Figure 2 shows the straight line l_1 with equation 4y = 5x + 12 - Edexcel - A-Level Maths Pure - Question 10 - 2018 - Paper 1

Since l_2 is parallel to l_1, it will have the same gradient. Therefore, we know that:

$m = \frac{5}{4}$

Now, we use the point E (12, 5) to find the y-intercept (c).
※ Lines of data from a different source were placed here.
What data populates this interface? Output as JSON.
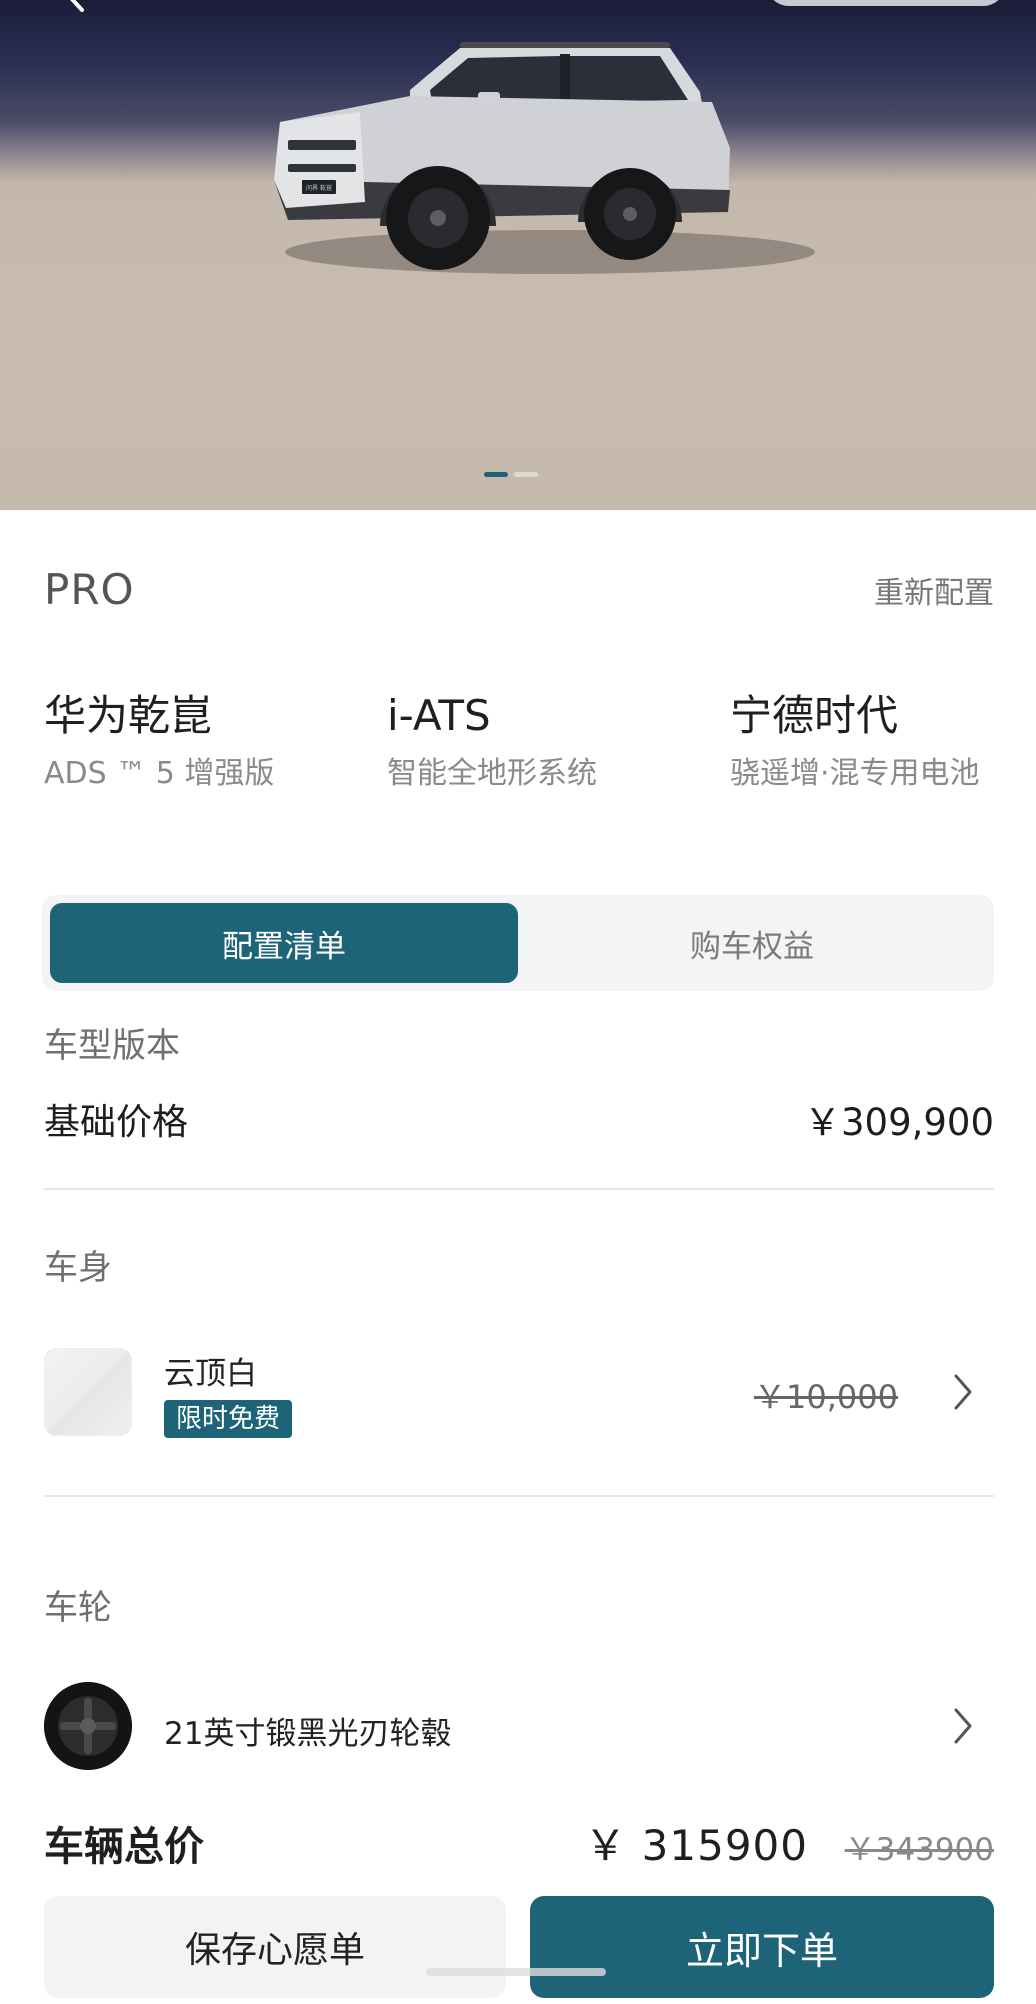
{
  "hero": {
    "slides_total": 2,
    "active_slide": 1,
    "plate_text": "问界 乾崑",
    "colors": {
      "sky": "#1a1c38",
      "ground": "#c6b9ad",
      "accent": "#1e6478"
    }
  },
  "trim": {
    "name": "PRO",
    "reconfigure_label": "重新配置"
  },
  "features": [
    {
      "title": "华为乾崑",
      "subtitle": "ADS ™ 5 增强版"
    },
    {
      "title": "i-ATS",
      "subtitle": "智能全地形系统"
    },
    {
      "title": "宁德时代",
      "subtitle": "骁遥增·混专用电池"
    }
  ],
  "tabs": [
    {
      "label": "配置清单",
      "active": true
    },
    {
      "label": "购车权益",
      "active": false
    }
  ],
  "version": {
    "section_label": "车型版本",
    "base_price_label": "基础价格",
    "base_price": "￥309,900"
  },
  "body": {
    "section_label": "车身",
    "color_name": "云顶白",
    "badge": "限时免费",
    "original_price": "￥10,000"
  },
  "wheels": {
    "section_label": "车轮",
    "name": "21英寸锻黑光刃轮毂"
  },
  "summary": {
    "total_label": "车辆总价",
    "total_price": "￥ 315900",
    "original_total": "￥343900",
    "save_wishlist": "保存心愿单",
    "order_now": "立即下单"
  },
  "icons": {
    "back": "chevron-left-icon",
    "chevron": "chevron-right-icon",
    "swatch": "color-swatch-icon",
    "wheel": "wheel-icon"
  }
}
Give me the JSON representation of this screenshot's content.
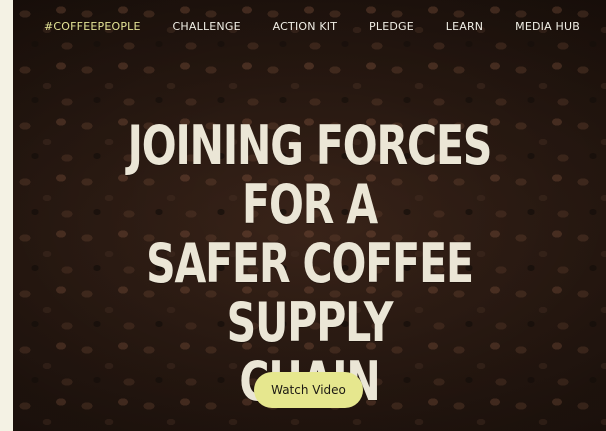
{
  "nav": {
    "items": [
      {
        "label": "#COFFEEPEOPLE"
      },
      {
        "label": "CHALLENGE"
      },
      {
        "label": "ACTION KIT"
      },
      {
        "label": "PLEDGE"
      },
      {
        "label": "LEARN"
      },
      {
        "label": "MEDIA HUB"
      }
    ]
  },
  "hero": {
    "headline_lines": [
      "JOINING FORCES FOR A",
      "SAFER COFFEE SUPPLY",
      "CHAIN"
    ],
    "cta_label": "Watch Video",
    "background": "coffee-beans-image"
  },
  "colors": {
    "page_background": "#f4f2e4",
    "nav_text": "#f1efe6",
    "brand_accent": "#e4e496",
    "headline_text": "#ebe6d6",
    "button_background": "#e6e78e",
    "button_text": "#1d1a14"
  }
}
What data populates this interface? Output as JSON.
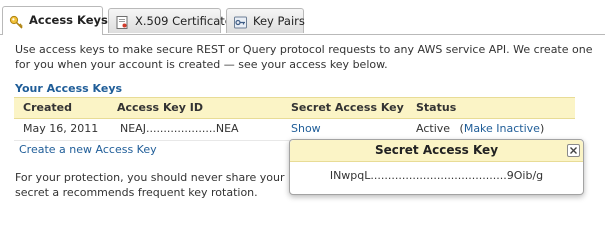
{
  "tabs": [
    {
      "label": "Access Keys",
      "icon": "key-icon",
      "active": true
    },
    {
      "label": "X.509 Certificates",
      "icon": "certificate-icon",
      "active": false
    },
    {
      "label": "Key Pairs",
      "icon": "key-pair-icon",
      "active": false
    }
  ],
  "intro_text": "Use access keys to make secure REST or Query protocol requests to any AWS service API. We create one for you when your account is created — see your access key below.",
  "section_title": "Your Access Keys",
  "table": {
    "columns": [
      "Created",
      "Access Key ID",
      "Secret Access Key",
      "Status"
    ],
    "rows": [
      {
        "created": "May 16, 2011",
        "access_key_id": "NEAJ....................NEA",
        "secret_action": "Show",
        "status": "Active",
        "status_action_open": "(",
        "status_action": "Make Inactive",
        "status_action_close": ")"
      }
    ]
  },
  "create_link": "Create a new Access Key",
  "protection_text": "For your protection, you should never share your secret a recommends frequent key rotation.",
  "popup": {
    "title": "Secret Access Key",
    "secret_key": "INwpqL.......................................9Oib/g"
  },
  "colors": {
    "link": "#1f5d98",
    "header_bg": "#fbf4c6",
    "section_title": "#1f5d98"
  }
}
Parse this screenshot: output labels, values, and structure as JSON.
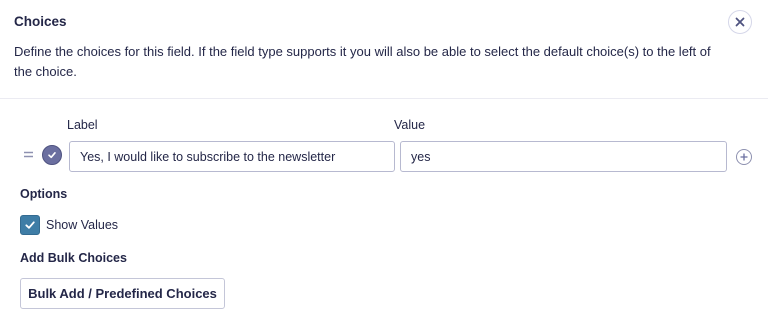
{
  "dialog": {
    "title": "Choices",
    "description": "Define the choices for this field. If the field type supports it you will also be able to select the default choice(s) to the left of the choice.",
    "close_icon": "close-icon"
  },
  "choices": {
    "label_header": "Label",
    "value_header": "Value",
    "rows": [
      {
        "label": "Yes, I would like to subscribe to the newsletter",
        "value": "yes",
        "is_default": true
      }
    ],
    "drag_icon": "drag-handle-icon",
    "add_icon": "plus-circle-icon"
  },
  "options": {
    "heading": "Options",
    "show_values_label": "Show Values",
    "show_values_checked": true
  },
  "bulk": {
    "heading": "Add Bulk Choices",
    "button_label": "Bulk Add / Predefined Choices"
  },
  "colors": {
    "text": "#242748",
    "checkbox_accent": "#3e7da6",
    "radio_selected": "#6b6fa0",
    "border": "#b7b9d0"
  }
}
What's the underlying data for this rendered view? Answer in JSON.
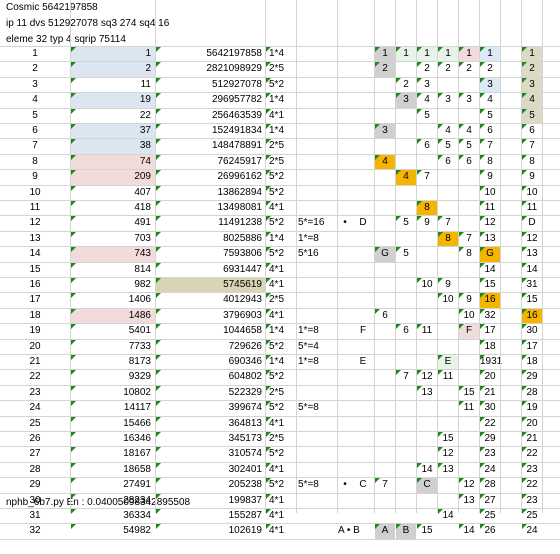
{
  "header": {
    "line1": "Cosmic 5642197858",
    "line2": "ip 11 dvs 512927078 sq3 274 sq4 16",
    "line3": "eleme 32 typ 4 sqrip 75114"
  },
  "footer": "nphb_6b7.py En : 0.04005098342895508",
  "colors": {
    "blue": "#dce6f1",
    "pink": "#f2dcdb",
    "olive": "#d8d4b4",
    "orange": "#f5b400",
    "gray": "#d0d0d0",
    "lightgreen": "#e6f3e6",
    "lightblue": "#ddeaf6",
    "tan": "#ddd9c4",
    "grid": "#d4d4d4"
  },
  "rows": [
    {
      "n": "1",
      "b": "1",
      "c": "5642197858",
      "d": "1*4",
      "e": "",
      "f": "",
      "g": "",
      "s": [
        "1",
        "1",
        "1",
        "1",
        "1",
        "1",
        "1"
      ]
    },
    {
      "n": "2",
      "b": "2",
      "c": "2821098929",
      "d": "2*5",
      "e": "",
      "f": "",
      "g": "",
      "s": [
        "2",
        "",
        "2",
        "2",
        "2",
        "2",
        "2"
      ]
    },
    {
      "n": "3",
      "b": "11",
      "c": "512927078",
      "d": "5*2",
      "e": "",
      "f": "",
      "g": "",
      "s": [
        "",
        "2",
        "3",
        "",
        "",
        "3",
        "3"
      ]
    },
    {
      "n": "4",
      "b": "19",
      "c": "296957782",
      "d": "1*4",
      "e": "",
      "f": "",
      "g": "",
      "s": [
        "",
        "3",
        "4",
        "3",
        "3",
        "4",
        "4"
      ]
    },
    {
      "n": "5",
      "b": "22",
      "c": "256463539",
      "d": "4*1",
      "e": "",
      "f": "",
      "g": "",
      "s": [
        "",
        "",
        "5",
        "",
        "",
        "5",
        "5"
      ]
    },
    {
      "n": "6",
      "b": "37",
      "c": "152491834",
      "d": "1*4",
      "e": "",
      "f": "",
      "g": "",
      "s": [
        "3",
        "",
        "",
        "4",
        "4",
        "6",
        "6"
      ]
    },
    {
      "n": "7",
      "b": "38",
      "c": "148478891",
      "d": "2*5",
      "e": "",
      "f": "",
      "g": "",
      "s": [
        "",
        "",
        "6",
        "5",
        "5",
        "7",
        "7"
      ]
    },
    {
      "n": "8",
      "b": "74",
      "c": "76245917",
      "d": "2*5",
      "e": "",
      "f": "",
      "g": "",
      "s": [
        "4",
        "",
        "",
        "6",
        "6",
        "8",
        "8"
      ]
    },
    {
      "n": "9",
      "b": "209",
      "c": "26996162",
      "d": "5*2",
      "e": "",
      "f": "",
      "g": "",
      "s": [
        "",
        "4",
        "7",
        "",
        "",
        "9",
        "9"
      ]
    },
    {
      "n": "10",
      "b": "407",
      "c": "13862894",
      "d": "5*2",
      "e": "",
      "f": "",
      "g": "",
      "s": [
        "",
        "",
        "",
        "",
        "",
        "10",
        "10"
      ]
    },
    {
      "n": "11",
      "b": "418",
      "c": "13498081",
      "d": "4*1",
      "e": "",
      "f": "",
      "g": "",
      "s": [
        "",
        "",
        "8",
        "",
        "",
        "11",
        "11"
      ]
    },
    {
      "n": "12",
      "b": "491",
      "c": "11491238",
      "d": "5*2",
      "e": "5*=16",
      "f": "•",
      "g": "D",
      "s": [
        "",
        "5",
        "9",
        "7",
        "",
        "12",
        "D"
      ]
    },
    {
      "n": "13",
      "b": "703",
      "c": "8025886",
      "d": "1*4",
      "e": "1*=8",
      "f": "",
      "g": "",
      "s": [
        "",
        "",
        "",
        "8",
        "7",
        "13",
        "12"
      ]
    },
    {
      "n": "14",
      "b": "743",
      "c": "7593806",
      "d": "5*2",
      "e": "5*16",
      "f": "",
      "g": "",
      "s": [
        "G",
        "5",
        "",
        "",
        "8",
        "G",
        "13"
      ]
    },
    {
      "n": "15",
      "b": "814",
      "c": "6931447",
      "d": "4*1",
      "e": "",
      "f": "",
      "g": "",
      "s": [
        "",
        "",
        "",
        "",
        "",
        "14",
        "14"
      ]
    },
    {
      "n": "16",
      "b": "982",
      "c": "5745619",
      "d": "4*1",
      "e": "",
      "f": "",
      "g": "",
      "s": [
        "",
        "",
        "10",
        "9",
        "",
        "15",
        "31"
      ]
    },
    {
      "n": "17",
      "b": "1406",
      "c": "4012943",
      "d": "2*5",
      "e": "",
      "f": "",
      "g": "",
      "s": [
        "",
        "",
        "",
        "10",
        "9",
        "16",
        "15"
      ]
    },
    {
      "n": "18",
      "b": "1486",
      "c": "3796903",
      "d": "4*1",
      "e": "",
      "f": "",
      "g": "",
      "s": [
        "6",
        "",
        "",
        "",
        "10",
        "32",
        "16"
      ]
    },
    {
      "n": "19",
      "b": "5401",
      "c": "1044658",
      "d": "1*4",
      "e": "1*=8",
      "f": "",
      "g": "F",
      "s": [
        "",
        "6",
        "11",
        "",
        "F",
        "17",
        "30"
      ]
    },
    {
      "n": "20",
      "b": "7733",
      "c": "729626",
      "d": "5*2",
      "e": "5*=4",
      "f": "",
      "g": "",
      "s": [
        "",
        "",
        "",
        "",
        "",
        "18",
        "17"
      ]
    },
    {
      "n": "21",
      "b": "8173",
      "c": "690346",
      "d": "1*4",
      "e": "1*=8",
      "f": "",
      "g": "E",
      "s": [
        "",
        "",
        "",
        "E",
        "",
        "1931",
        "18"
      ]
    },
    {
      "n": "22",
      "b": "9329",
      "c": "604802",
      "d": "5*2",
      "e": "",
      "f": "",
      "g": "",
      "s": [
        "",
        "7",
        "12",
        "11",
        "",
        "20",
        "29"
      ]
    },
    {
      "n": "23",
      "b": "10802",
      "c": "522329",
      "d": "2*5",
      "e": "",
      "f": "",
      "g": "",
      "s": [
        "",
        "",
        "13",
        "",
        "15",
        "21",
        "28"
      ]
    },
    {
      "n": "24",
      "b": "14117",
      "c": "399674",
      "d": "5*2",
      "e": "5*=8",
      "f": "",
      "g": "",
      "s": [
        "",
        "",
        "",
        "",
        "11",
        "30",
        "19"
      ]
    },
    {
      "n": "25",
      "b": "15466",
      "c": "364813",
      "d": "4*1",
      "e": "",
      "f": "",
      "g": "",
      "s": [
        "",
        "",
        "",
        "",
        "",
        "22",
        "20"
      ]
    },
    {
      "n": "26",
      "b": "16346",
      "c": "345173",
      "d": "2*5",
      "e": "",
      "f": "",
      "g": "",
      "s": [
        "",
        "",
        "",
        "15",
        "",
        "29",
        "21"
      ]
    },
    {
      "n": "27",
      "b": "18167",
      "c": "310574",
      "d": "5*2",
      "e": "",
      "f": "",
      "g": "",
      "s": [
        "",
        "",
        "",
        "12",
        "",
        "23",
        "22"
      ]
    },
    {
      "n": "28",
      "b": "18658",
      "c": "302401",
      "d": "4*1",
      "e": "",
      "f": "",
      "g": "",
      "s": [
        "",
        "",
        "14",
        "13",
        "",
        "24",
        "23"
      ]
    },
    {
      "n": "29",
      "b": "27491",
      "c": "205238",
      "d": "5*2",
      "e": "5*=8",
      "f": "•",
      "g": "C",
      "s": [
        "7",
        "",
        "C",
        "",
        "12",
        "28",
        "22"
      ]
    },
    {
      "n": "30",
      "b": "28234",
      "c": "199837",
      "d": "4*1",
      "e": "",
      "f": "",
      "g": "",
      "s": [
        "",
        "",
        "",
        "",
        "13",
        "27",
        "23"
      ]
    },
    {
      "n": "31",
      "b": "36334",
      "c": "155287",
      "d": "4*1",
      "e": "",
      "f": "",
      "g": "",
      "s": [
        "",
        "",
        "",
        "14",
        "",
        "25",
        "25"
      ]
    },
    {
      "n": "32",
      "b": "54982",
      "c": "102619",
      "d": "4*1",
      "e": "",
      "f": "A  •  B",
      "g": "",
      "s": [
        "A",
        "B",
        "15",
        "",
        "14",
        "26",
        "24"
      ]
    }
  ]
}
Using the point-slope formula for the line:

$y - y_1 = m(x - x_1)$

Substituting in the values gives:

$y - 5 = \frac{5}{4}(x - 12)$

Expanding this, we find the equation of the line l_2:

$y = \frac{5}{4}x - \frac{5}{4} \cdot 12 + 5$

Calculating, we get:

$y = \frac{5}{4}x - 15 + 5 = \frac{5}{4}x - 10$

To find point B, we set x = 0 in the equation of l_2:

$y = \frac{5}{4}(0) - 10 = -10$

Thus, the coordinates of point B are:

$(0, -10)$

To find point C, we set y = 0 in the equation of l_2:

$0 = \frac{5}{4}x - 10$

Rearranging gives:

$\frac{5}{4}x = 10$

Multiplying by $\frac{4}{5}$ yields:

$x = \frac{4}{5} \cdot 10 = 8$

Thus, the coordinates of point C are:

$(8, 0)$

Since ABCD is a parallelogram, we can calculate its area using the formula:

$\text{Area} = \text{base} \times \text{height}$

Here, the base AC is length 8, derived from point C (8, 0) to A (0, 0). The height is the vertical distance from point B (0, -10) to the x-axis, which is 10. Thus, the area can be calculated as:

$\text{Area} = 8 \times 10 = 80$